Quais são os tipos de esquizofrenia que existem?

Dentre os principais transtornos psiquiátricos existentes, a esquizofrenia talvez seja o mais complexo, pois se caracteriza por alterações cerebrais no paciente que podem ser brutais a ponto do tratamento pouco ajudar a controlar o quadro.

Embora a psiquiatria moderna tenda a olhar para o transtorno como um espectro, classicamente existem quatro tipos de esquizofrenia, cada qual com suas particularidades e intensidades distintas.

Esquizofrenia paranoide é a mais comum

De acordo com o psiquiatra Miguel Boarati, os quatro tipos clássicos de esquizofrenia são: paranoide, hebefrênica, catatônica e indiferenciada. Entenda as diferenças:

Como surgiu a classificação dos tipos de esquizofrenia

A necessidade de categorizar a esquizofrenia surgiu no final do século XIX e início do século XX, impulsionada por psiquiatras pioneiros como Emil Kraepelin e Eugen Bleuler.

Kraepelin foi o primeiro a diferenciar o que ele chamava de “demência precoce” (devido ao rápido declínio cognitivo) de outros transtornos de humor. Posteriormente, Bleuler cunhou o termo “esquizofrenia” (mente dividida) e observou que os pacientes não apresentavam sempre os mesmos sintomas.

Para facilitar a comunicação entre médicos e definir prognósticos (previsões de melhora), foram criados os subtipos (paranoide, catatônica, etc.). Essa divisão foi fundamental por décadas para guiar a escolha de medicamentos e estratégias de internação.

Por que a divisão em tipos é menos usada atualmente

Apesar de os termos “paranoide” ou “catatônica” ainda serem muito usados na prática clínica para descrever o estado do paciente — como feito pelo Dr. Miguel Boarati —, os manuais de diagnóstico mais recentes (como o DSM-5) mudaram essa abordagem.

Atualmente, a ciência entende a esquizofrenia como um espectro. A divisão rígida caiu em desuso oficial por dois motivos principais:

  1. Sintomas mistos: a maioria dos pacientes apresentava sintomas de vários tipos ao mesmo tempo, dificultando uma classificação única.

  2. Instabilidade: o tipo de esquizofrenia de um paciente podia mudar ao longo da vida (ex: começar paranoide e evoluir para uma desorganização hebefrênica).

Hoje, o foco é avaliar a intensidade dos sintomas (gravidade dos delírios, nível de desorganização, catatonia) para personalizar o tratamento.

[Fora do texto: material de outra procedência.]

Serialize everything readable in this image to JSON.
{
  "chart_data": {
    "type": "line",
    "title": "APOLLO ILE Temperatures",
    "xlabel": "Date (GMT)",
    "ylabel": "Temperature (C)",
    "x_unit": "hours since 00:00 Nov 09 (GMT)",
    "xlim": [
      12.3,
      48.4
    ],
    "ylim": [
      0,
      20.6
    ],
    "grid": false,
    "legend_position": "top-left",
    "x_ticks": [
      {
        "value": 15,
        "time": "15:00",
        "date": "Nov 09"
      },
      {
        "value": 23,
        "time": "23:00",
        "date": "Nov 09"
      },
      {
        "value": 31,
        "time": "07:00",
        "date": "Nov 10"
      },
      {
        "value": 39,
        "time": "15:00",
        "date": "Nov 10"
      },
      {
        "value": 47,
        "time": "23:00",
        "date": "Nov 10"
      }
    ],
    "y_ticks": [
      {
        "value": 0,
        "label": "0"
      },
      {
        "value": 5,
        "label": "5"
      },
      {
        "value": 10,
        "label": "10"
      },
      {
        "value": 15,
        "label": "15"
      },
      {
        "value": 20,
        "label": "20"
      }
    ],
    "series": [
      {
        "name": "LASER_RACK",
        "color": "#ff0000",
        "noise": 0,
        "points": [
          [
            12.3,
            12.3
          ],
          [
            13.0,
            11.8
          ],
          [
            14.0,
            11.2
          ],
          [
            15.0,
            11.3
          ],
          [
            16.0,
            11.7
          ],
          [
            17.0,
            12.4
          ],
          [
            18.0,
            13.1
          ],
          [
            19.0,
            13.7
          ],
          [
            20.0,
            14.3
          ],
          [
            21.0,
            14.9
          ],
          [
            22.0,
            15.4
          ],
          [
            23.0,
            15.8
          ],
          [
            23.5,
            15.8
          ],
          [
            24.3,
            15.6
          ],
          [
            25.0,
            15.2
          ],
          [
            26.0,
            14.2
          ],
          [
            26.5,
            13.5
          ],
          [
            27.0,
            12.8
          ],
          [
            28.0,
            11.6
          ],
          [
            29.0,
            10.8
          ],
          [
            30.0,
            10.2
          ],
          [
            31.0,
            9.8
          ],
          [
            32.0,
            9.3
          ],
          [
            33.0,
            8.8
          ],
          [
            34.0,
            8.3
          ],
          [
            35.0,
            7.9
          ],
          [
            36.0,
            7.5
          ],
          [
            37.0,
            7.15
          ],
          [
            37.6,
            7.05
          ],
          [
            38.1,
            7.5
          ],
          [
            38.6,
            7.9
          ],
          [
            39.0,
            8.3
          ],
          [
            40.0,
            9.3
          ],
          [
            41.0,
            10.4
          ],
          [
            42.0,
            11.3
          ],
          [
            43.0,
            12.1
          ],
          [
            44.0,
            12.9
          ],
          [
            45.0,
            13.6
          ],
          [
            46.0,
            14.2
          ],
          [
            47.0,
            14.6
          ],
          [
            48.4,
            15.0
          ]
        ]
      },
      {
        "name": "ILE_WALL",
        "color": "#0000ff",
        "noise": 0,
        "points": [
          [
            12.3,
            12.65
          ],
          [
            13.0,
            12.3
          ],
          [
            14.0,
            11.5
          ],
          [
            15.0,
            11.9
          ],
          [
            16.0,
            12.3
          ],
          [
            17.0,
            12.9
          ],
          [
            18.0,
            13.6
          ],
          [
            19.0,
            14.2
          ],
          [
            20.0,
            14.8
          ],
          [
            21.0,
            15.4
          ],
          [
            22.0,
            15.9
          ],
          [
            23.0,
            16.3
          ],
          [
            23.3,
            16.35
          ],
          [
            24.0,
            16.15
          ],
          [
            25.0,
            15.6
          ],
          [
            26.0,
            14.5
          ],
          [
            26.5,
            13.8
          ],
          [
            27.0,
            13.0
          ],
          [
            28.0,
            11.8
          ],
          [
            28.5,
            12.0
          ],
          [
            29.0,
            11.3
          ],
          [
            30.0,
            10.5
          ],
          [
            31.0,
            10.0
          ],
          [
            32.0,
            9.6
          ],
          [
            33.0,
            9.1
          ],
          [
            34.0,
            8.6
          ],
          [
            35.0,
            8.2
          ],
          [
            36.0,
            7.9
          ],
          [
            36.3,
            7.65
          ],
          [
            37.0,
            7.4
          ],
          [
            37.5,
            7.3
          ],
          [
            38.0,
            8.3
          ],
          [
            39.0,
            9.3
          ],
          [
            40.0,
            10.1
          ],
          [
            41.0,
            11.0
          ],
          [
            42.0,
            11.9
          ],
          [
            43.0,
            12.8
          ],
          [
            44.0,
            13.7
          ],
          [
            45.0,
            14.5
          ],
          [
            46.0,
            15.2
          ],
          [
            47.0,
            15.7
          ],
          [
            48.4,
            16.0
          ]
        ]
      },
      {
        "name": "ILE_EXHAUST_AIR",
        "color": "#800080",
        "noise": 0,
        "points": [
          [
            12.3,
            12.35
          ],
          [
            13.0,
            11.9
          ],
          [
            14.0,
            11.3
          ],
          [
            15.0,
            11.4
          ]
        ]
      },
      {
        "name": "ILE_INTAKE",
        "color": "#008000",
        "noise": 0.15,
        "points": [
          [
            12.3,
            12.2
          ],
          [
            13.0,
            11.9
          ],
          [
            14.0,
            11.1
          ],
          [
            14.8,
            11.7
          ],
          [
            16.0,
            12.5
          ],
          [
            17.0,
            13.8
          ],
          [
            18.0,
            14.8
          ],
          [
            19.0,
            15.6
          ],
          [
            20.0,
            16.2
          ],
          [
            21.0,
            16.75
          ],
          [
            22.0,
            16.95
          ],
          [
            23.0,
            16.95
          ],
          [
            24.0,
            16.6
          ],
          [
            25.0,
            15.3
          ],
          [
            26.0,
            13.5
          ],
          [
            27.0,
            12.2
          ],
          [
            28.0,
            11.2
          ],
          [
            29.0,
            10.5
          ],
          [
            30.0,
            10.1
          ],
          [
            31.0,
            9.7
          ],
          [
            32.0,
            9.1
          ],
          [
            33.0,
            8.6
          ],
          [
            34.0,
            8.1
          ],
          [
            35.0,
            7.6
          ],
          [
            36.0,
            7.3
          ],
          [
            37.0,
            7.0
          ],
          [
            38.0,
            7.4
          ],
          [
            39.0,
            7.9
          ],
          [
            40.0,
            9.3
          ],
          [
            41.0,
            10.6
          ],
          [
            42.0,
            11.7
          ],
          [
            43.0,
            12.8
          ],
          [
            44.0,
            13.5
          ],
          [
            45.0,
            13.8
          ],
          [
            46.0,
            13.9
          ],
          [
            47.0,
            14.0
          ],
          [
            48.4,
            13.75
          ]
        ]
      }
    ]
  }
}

Tabela comparativa dos subtipos de esquizofrenia

Subtipo Principal característica Resposta ao tratamento
Paranoide Delírios de perseguição e alucinações auditivas. Preservação relativa da cognição. Boa. Geralmente responde bem aos antipsicóticos.
Hebefrênica Comportamento infantilizado, fala desconexa, afeto inadequado (rir em momentos tristes). Baixa. Difícil controle e rápida deterioração cognitiva.
Catatônica Imobilidade motora extrema, mutismo ou agitação excessiva sem propósito. Variável. Exige intervenção rápida (medicamentosa ou eletroconvulsoterapia).
Indiferenciada Mistura de sintomas dos outros tipos (alucinações + desorganização). Variável. Depende de qual sintoma é predominante no momento.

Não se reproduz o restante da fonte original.